# What trailer should we get?



## Bronco Hollow (Jul 21, 2009)

Perhaps look at what is called a weekender trailer... the nose end of the gooseneck is converted with just the bare basics. Or just camp in the front of gooseneck - throw a futon or mattress in the nose and pack a BBQ. You overall lenght will be several feet shorter than a trailer with a full living quarters. 
Finding a straight load will be harder to find than a slant. Horses can slide under the center divider in a straight if you turn the trailer over too. Good Luck!


----------



## Jillyann (Mar 31, 2009)

I have never had a bad experience with either. I would probably go with slant load, but I also really like how easy a straight load is. Sorry I am really no help.. =( Hope you find what you are looking for!


----------



## Vidaloco (Sep 14, 2007)

We met a mother-daughter on an organized ride who had a 3 horse slant load bumper pull trailer with a front tack room. They had 2 horses and set the 3rd stall up to hold the tack, feed and other horse stuff. Then they had a welder build some bunk bed frames in the front tack part. It was really cool, the beds were on hinges and chains that could be folded up against the wall, freeing space for dressing, etc. That way if they wanted to sleep in it they could but it didn't use up too much space. It was pretty cool.
ETA-
I went out and took a couple of quick photos of ours. Sorry, Shiloh wouldn't move her butt :lol: It was a custom order Sundowner that we bought used. Its really easy to pull and isn't humongous. There is no room for saddles is the only problem. We have to carry all the horse stuff in the back of the truck (it has a topper). Just to give you some ideas of what can be done to keep it on the smallish side....Yes I do have to sleep on that top bunk :shock:


----------



## equestrian_rider465 (Aug 30, 2008)

Thank you very much for all of your opinions.  Me, my mom and my dad talked it over and we think we should get a trailer with small living quarters and maybe a three horse slant. What do you think?


----------



## Jillyann (Mar 31, 2009)

I think that sounds like a good idea!


----------



## Vidaloco (Sep 14, 2007)

I think that would be great. Carrying 2 horses in a 3 horse gives you tons of extra space for hay, feed, water etc that you don't get in a 2 horse. Its the only complaint I have about ours is having to carry all that stuff in the truck.


----------



## Angel_Leaguer (Jun 13, 2008)

I own two horses but purchsed a three horse enclosed slant. After having a 16ft stock trailer since I can remeber I bought a nicer trailer this spring. It is so nice to have the extra stall for storage (it has an escape door and then a stud wall). It works great for hay, buckets, sawdust, etc... and then having the rear tack is great also and the front dress has carpet but I am hoping to get some electric done in it soon. 

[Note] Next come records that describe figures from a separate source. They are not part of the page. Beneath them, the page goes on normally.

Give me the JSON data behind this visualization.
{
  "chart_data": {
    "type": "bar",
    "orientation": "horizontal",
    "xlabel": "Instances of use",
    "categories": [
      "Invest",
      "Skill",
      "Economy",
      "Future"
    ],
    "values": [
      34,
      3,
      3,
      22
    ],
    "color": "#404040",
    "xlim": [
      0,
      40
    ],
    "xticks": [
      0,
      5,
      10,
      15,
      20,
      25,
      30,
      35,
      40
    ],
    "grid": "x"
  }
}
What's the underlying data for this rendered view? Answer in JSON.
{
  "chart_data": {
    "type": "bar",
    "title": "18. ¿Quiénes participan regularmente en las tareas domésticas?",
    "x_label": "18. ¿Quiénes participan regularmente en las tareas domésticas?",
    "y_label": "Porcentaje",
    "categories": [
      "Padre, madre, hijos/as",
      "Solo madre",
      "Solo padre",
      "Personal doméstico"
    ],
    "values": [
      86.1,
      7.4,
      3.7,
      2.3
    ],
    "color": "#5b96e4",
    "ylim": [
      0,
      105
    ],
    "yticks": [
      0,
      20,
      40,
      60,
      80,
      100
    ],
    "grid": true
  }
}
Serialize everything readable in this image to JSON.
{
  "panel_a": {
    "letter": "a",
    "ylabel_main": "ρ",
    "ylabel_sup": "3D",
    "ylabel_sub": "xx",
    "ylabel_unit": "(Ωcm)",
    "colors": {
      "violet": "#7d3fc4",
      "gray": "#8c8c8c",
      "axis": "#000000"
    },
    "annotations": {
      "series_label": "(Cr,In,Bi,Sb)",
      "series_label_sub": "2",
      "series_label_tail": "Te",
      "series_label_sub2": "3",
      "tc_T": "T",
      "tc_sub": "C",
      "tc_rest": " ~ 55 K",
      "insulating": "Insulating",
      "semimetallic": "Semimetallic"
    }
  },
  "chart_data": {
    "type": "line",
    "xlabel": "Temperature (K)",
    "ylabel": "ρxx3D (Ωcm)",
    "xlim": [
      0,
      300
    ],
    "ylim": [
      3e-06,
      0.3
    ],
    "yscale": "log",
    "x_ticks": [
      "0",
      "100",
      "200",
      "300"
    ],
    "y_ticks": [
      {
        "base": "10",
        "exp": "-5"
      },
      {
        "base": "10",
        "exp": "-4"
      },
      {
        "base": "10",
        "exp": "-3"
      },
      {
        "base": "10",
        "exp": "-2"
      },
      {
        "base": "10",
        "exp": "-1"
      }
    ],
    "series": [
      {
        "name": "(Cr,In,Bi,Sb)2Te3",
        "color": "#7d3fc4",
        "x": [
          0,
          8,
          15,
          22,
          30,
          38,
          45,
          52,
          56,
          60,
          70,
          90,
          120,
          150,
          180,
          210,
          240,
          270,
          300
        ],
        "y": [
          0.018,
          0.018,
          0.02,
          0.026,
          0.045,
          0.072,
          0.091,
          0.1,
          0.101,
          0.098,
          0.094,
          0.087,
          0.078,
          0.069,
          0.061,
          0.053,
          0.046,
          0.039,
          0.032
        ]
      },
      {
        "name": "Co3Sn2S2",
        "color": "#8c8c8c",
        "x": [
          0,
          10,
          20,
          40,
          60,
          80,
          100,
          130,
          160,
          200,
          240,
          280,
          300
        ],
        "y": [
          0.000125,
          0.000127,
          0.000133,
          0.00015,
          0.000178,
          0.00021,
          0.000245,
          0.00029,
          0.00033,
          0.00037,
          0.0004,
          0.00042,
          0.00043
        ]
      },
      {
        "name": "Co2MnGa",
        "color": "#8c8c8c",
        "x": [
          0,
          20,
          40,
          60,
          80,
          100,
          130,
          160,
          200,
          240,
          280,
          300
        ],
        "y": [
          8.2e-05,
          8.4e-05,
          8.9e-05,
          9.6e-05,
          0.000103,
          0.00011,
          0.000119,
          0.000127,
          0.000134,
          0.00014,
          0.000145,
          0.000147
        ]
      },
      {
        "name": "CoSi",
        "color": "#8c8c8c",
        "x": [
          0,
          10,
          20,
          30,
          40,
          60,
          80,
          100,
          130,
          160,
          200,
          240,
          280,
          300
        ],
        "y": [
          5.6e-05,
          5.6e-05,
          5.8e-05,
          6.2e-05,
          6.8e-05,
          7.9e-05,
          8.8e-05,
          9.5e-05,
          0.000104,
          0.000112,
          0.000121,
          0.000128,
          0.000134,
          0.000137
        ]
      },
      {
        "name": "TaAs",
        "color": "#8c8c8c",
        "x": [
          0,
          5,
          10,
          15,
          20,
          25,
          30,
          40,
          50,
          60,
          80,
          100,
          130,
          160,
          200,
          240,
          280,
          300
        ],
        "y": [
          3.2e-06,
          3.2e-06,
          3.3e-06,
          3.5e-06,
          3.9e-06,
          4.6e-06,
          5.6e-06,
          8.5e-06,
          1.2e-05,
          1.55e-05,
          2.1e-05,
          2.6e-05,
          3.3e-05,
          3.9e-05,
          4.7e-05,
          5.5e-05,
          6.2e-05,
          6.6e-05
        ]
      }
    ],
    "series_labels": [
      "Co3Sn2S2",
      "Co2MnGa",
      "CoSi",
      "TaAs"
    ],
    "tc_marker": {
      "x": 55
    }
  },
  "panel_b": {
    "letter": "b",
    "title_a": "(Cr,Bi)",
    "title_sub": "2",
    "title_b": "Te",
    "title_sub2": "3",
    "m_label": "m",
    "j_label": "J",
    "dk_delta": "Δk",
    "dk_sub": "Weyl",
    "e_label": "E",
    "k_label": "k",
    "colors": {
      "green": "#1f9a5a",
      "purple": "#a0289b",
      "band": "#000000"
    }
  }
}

With the stock trailer I couldnt leave anything in it since it would get wet if it rained and we didnt have a topper for the truck. So we loaded everything in the front section and the horse in the back section- had to throw a tarp over everything to cover from dust and the dew that would be on the ceiling of the trailer. Not fun but we made it work... I just LOVE my trailer now. 

I personally wanted a slant load since it is easier to load April. She doesnt like the confinment of a straight load and she is a bigger horse. Also I tend to only haul one horse so with the slant load the weight would be more even over the axles (instead of just to one side). Cloe will load into anything so I didint have to worry about her.


----------



## Mingiz (Jan 29, 2009)

I have a 3h sl with 8ft LQ but I do a lot of camping so I need the extra space. I have seen and know a few with 3h sl with 4 or 6ft weekend packages that have everything you would need. 
When i rough camp I carry a 65 gallon water tank and a honda 3000 generator to run the trailer...If your just using it for horse shows you have an on board tank for water. I started out with a 25 gallon water/saddle rack with my first trailer. A honda 2000 would atleast run your appliances (one at a time) but atleast you will be able to carry the generator (mine is 147lbs empty)...Most weekend packages have a stove,fridge,microwave,furnace and toilet/shower stall combo...Use your front stall for all your gear...
horsetrailer world has alot of info for trailer buying and what to look for...Good luck in your search...


----------



## StormyBlues (Dec 31, 2008)

The only problem with liviing quarters is where to shower... lol we're still trying to figure that one out! We have a 3 horse slant with full tack and living quarters. It is a big trailer, but great for an eventer with all my stuff!


----------



## pup (Jan 22, 2009)

we build all types of bumber trailors and yes if you find a very good builder you can get them built with a shower and toilet in them


----------



## Indyhorse (Dec 3, 2009)

The LQ are awesome to have - especially if you do a lot of showing, or a lot of horse camping, like we do. However there IS too much of a good thing. I love my trailer when it's parked and I am using it, but I hate HATE HATE pulling it, or god forbid having to back it. I have a 4 horse slant with 28 ft LQ on the front - I have toilet and shower, kitchen, sleeping for 6 including a massive queen bunk in the GN, a ton of space in my LQ, and the stalls in back fit even my massive 1,800 lb gelding comfortably. But a trailer that long (41 ft length total) takes a lot of planning to use. When you go to a show, or camping, you have to scout the area first to make sure you have room to drive it in and out, and a parking space large enough for it. You have to plan your route to make sure no turns are too tight for the trailer to make. Not to mention the upkeep on my truck that pulls it - you have to make sure your truck is rated for pulling the weight of your trailer. LQ are very, very nice to have, if you use them often enough to really make use of them. But every bit of living space inside your trailer is space you have to drag around when you are trying to get somewhere.....make sure to keep that in mind. Good luck!


----------



## Tack Collector (Nov 10, 2009)

In some states, a certain combination of towing vehicle plus trailer gross vehicle weight puts you in a weight class that requires the driver to have a CDL license. With my Duramax and a goosneck horse trailer, I'm pretty much there. But I don't have horses or trailer at this point so that's as far as I checked.


----------